Health workers in a private hospital in Banten, West Java have, for instance, reported that they only get an allotment of one mask per week despite the long hours and intense workload.
"Public health is at stake if the protections and guarantees on their right to health have yet to be fulfilled,” Usman said on Monday.
Nurses working on the frontline of COVID-19 response are prone and exposed to hazards that put them at risk of infection. This may include exposure to pathogens, fatigue from working long hours, psychological distress, occupational burnout, social stigma and physical and psychological violence.
The chairman of the Indonesian Nurses Association (PPNI), Harif Fadhillah, said nurses in some hospitals had also begun to report fears of losing their jobs as private hospitals moved to furlough them or reduce the length of their shifts due a loss of revenue from the viral outbreak.
“We try to advocate for these kinds of cases to [...] to the Manpower Ministry. Hospitals can’t act so arbitrarily,” he said.
Harif also urged the government to review plans to ease restrictions in the midst of an uptick in COVID-19 cases.
“We saw some of the highest increases in confirmed cases in the country these past few days, which means we have more cases each day,” he said recently. “The more cases we have, it is the medical workers that must work even harder.”
Two peas in a pod: Nurse Syahrul Rahmadi (left) poses with his late wife, Ninuk, in this photo from their personal collection. In March, Ninuk was the first nurse to die in Indonesia of COVID-19, after treating patients at the Cipto Mangunkusumo Hospital in Jakarta. (Courtesy of/Syahrul Rahmadi)
Meanwhile, it has been two months since Syahrul Rahmadi, 36, lost Ninuk, his wife and the mother of his two children, to COVID-19. The 37-year-old was the first nurse to die of the disease in Indonesia, having worked at Jakarta’s Cipto Mangunkusumo Hospital (RSCM).
Neither Syahrul nor Ary have received compensation from the government.
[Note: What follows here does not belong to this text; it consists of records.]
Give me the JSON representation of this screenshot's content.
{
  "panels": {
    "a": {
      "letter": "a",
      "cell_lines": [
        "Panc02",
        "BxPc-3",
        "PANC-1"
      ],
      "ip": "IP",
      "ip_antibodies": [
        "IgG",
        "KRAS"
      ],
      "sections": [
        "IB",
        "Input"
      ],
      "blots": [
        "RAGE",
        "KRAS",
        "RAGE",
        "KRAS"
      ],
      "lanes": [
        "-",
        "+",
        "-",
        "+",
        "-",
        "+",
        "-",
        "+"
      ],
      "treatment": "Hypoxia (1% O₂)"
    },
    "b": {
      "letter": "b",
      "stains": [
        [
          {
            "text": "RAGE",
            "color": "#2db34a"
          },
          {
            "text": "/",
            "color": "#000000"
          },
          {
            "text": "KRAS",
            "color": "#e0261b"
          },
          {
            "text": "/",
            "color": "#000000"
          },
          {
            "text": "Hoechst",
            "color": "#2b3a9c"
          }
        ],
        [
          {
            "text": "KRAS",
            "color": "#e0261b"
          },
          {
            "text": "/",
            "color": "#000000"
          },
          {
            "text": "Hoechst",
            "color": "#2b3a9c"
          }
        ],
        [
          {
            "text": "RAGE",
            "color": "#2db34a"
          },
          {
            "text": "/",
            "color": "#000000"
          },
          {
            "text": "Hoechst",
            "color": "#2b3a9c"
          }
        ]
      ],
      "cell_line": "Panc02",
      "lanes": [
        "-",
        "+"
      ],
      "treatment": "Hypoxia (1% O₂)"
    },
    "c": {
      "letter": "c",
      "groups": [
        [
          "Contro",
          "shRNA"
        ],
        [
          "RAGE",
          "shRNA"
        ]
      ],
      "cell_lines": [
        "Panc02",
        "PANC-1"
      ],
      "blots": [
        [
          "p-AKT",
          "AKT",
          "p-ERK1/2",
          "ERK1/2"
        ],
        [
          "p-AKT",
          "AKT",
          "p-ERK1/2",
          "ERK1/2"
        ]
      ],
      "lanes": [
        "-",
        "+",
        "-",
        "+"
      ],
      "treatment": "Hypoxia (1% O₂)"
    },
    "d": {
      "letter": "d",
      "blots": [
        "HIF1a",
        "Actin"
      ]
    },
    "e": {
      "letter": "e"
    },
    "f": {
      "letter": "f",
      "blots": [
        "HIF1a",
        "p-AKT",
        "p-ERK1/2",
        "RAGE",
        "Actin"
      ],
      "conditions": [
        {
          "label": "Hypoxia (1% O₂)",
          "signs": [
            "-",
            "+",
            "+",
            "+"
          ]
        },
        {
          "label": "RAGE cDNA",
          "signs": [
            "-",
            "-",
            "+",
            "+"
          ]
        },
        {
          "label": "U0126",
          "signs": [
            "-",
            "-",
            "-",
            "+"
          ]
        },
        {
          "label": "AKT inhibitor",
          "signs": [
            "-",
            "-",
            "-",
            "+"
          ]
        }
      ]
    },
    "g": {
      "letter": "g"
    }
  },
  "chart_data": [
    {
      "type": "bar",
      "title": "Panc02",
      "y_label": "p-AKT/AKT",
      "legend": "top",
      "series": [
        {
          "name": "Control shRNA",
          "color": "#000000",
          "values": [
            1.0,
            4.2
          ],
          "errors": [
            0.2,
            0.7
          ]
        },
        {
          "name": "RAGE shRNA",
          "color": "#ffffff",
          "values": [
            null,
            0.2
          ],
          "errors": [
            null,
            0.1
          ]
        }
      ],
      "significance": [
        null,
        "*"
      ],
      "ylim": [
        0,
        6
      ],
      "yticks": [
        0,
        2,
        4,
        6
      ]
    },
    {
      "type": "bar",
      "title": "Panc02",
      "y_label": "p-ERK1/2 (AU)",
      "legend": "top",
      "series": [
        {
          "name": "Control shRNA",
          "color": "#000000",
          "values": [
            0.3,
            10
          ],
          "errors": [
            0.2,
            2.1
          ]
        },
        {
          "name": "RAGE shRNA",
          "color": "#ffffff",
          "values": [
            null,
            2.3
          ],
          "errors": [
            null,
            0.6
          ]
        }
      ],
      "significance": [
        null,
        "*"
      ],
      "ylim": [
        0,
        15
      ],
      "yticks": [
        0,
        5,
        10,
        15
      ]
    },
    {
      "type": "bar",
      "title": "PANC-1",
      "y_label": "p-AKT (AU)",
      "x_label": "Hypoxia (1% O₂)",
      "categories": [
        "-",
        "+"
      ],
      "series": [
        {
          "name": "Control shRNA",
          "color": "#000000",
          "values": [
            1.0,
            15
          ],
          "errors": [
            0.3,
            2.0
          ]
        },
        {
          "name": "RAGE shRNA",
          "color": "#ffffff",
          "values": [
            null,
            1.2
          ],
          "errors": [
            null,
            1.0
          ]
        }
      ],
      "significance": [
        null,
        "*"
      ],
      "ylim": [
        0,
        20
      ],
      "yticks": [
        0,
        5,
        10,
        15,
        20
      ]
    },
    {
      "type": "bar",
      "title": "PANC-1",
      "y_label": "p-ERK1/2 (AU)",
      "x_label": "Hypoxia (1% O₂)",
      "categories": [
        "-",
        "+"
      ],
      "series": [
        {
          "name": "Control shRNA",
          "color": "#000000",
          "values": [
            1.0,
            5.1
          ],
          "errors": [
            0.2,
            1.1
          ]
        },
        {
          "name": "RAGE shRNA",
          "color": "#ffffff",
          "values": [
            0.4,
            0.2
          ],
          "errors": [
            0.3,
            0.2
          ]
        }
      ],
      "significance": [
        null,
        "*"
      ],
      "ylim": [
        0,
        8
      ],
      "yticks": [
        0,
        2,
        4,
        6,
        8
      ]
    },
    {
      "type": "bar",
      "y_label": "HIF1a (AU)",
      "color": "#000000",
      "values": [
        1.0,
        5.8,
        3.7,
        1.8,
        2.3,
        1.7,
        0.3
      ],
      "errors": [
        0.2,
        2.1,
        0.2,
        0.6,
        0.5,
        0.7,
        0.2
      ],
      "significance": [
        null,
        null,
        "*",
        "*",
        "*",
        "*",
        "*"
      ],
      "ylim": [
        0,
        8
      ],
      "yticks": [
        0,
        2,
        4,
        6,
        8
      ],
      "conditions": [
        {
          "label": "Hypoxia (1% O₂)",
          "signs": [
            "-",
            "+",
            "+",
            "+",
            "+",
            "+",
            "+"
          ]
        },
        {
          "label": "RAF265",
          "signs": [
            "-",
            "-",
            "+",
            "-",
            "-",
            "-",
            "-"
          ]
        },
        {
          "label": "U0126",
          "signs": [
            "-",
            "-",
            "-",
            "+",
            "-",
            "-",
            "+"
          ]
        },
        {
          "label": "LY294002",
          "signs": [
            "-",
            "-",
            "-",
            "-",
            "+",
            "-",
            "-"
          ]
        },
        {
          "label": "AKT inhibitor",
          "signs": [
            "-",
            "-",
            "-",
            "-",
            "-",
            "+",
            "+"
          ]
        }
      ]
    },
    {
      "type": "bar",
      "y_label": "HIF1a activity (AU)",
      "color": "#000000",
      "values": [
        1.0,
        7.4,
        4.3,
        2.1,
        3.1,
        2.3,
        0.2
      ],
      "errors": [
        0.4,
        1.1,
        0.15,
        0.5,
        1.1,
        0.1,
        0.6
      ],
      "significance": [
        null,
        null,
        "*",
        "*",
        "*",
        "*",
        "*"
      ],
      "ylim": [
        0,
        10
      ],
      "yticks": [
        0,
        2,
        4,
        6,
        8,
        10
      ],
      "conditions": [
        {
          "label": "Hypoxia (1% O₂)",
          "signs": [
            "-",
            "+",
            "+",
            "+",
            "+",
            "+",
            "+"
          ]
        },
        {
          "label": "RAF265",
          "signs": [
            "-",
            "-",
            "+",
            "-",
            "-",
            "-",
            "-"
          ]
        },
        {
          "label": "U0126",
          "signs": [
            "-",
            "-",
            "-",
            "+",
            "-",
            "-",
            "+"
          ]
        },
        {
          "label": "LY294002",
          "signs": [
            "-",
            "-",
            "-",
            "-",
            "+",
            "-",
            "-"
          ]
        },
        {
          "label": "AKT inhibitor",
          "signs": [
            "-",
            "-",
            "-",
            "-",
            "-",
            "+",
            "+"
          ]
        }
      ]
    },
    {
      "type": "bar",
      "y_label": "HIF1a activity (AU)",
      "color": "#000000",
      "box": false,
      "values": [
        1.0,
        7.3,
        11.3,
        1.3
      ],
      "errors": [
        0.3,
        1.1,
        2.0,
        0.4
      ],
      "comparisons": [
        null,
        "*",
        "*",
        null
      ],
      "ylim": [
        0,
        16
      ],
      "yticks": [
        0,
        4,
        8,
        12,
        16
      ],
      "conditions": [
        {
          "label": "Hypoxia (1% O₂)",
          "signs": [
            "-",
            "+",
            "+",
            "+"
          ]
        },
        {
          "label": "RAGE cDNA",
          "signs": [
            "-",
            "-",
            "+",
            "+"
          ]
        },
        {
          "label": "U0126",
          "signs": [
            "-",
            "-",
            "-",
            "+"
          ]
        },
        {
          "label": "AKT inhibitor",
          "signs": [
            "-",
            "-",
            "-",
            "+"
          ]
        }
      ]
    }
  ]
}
“We heard that they would help us but so far I’ve only received help from activists and organizations,” Syahrul said.
“We have a WhatsApp [...] support group for the families of nurses who passed away while tending to COVID-19 patients. There are around 15 families in that group chat and none of us have received help from the government.”
Much like Ary’s case, Syahrul was also asked to shelter at home when his company found out that his late wife suffered from the disease. It was initially promised that he would be able to return to work in May but had yet to be contacted by his employer.
President Joko “Jokowi” Widodo recently said the government would provide Rp 15 million (US$886.79) in incentives to medical specialists, Rp 10 million to physicians and dentists, Rp 7.5 million to nurses and Rp 5 million to other medical staffers, as well as a total of Rp 300 million in compensation in the case of a death.
The regulation stipulates, however, that the government will provide incentives and compensation only to medical workers who are employed at health facilities that accept referrals of COVID-19 cases. RSCM, where Ninuk worked, was not among those referral hospitals.
Indonesian Medical Association (IDI) spokesperson Halik Malik said the group hoped the government would be more serious in planning sustainable protections for health workers, by using real time data collections from every health facility so that medical equipment was sent to the right people.
“What we want is not compensation over our deaths. We want to be appreciated by affording us proper protection,” Halik said.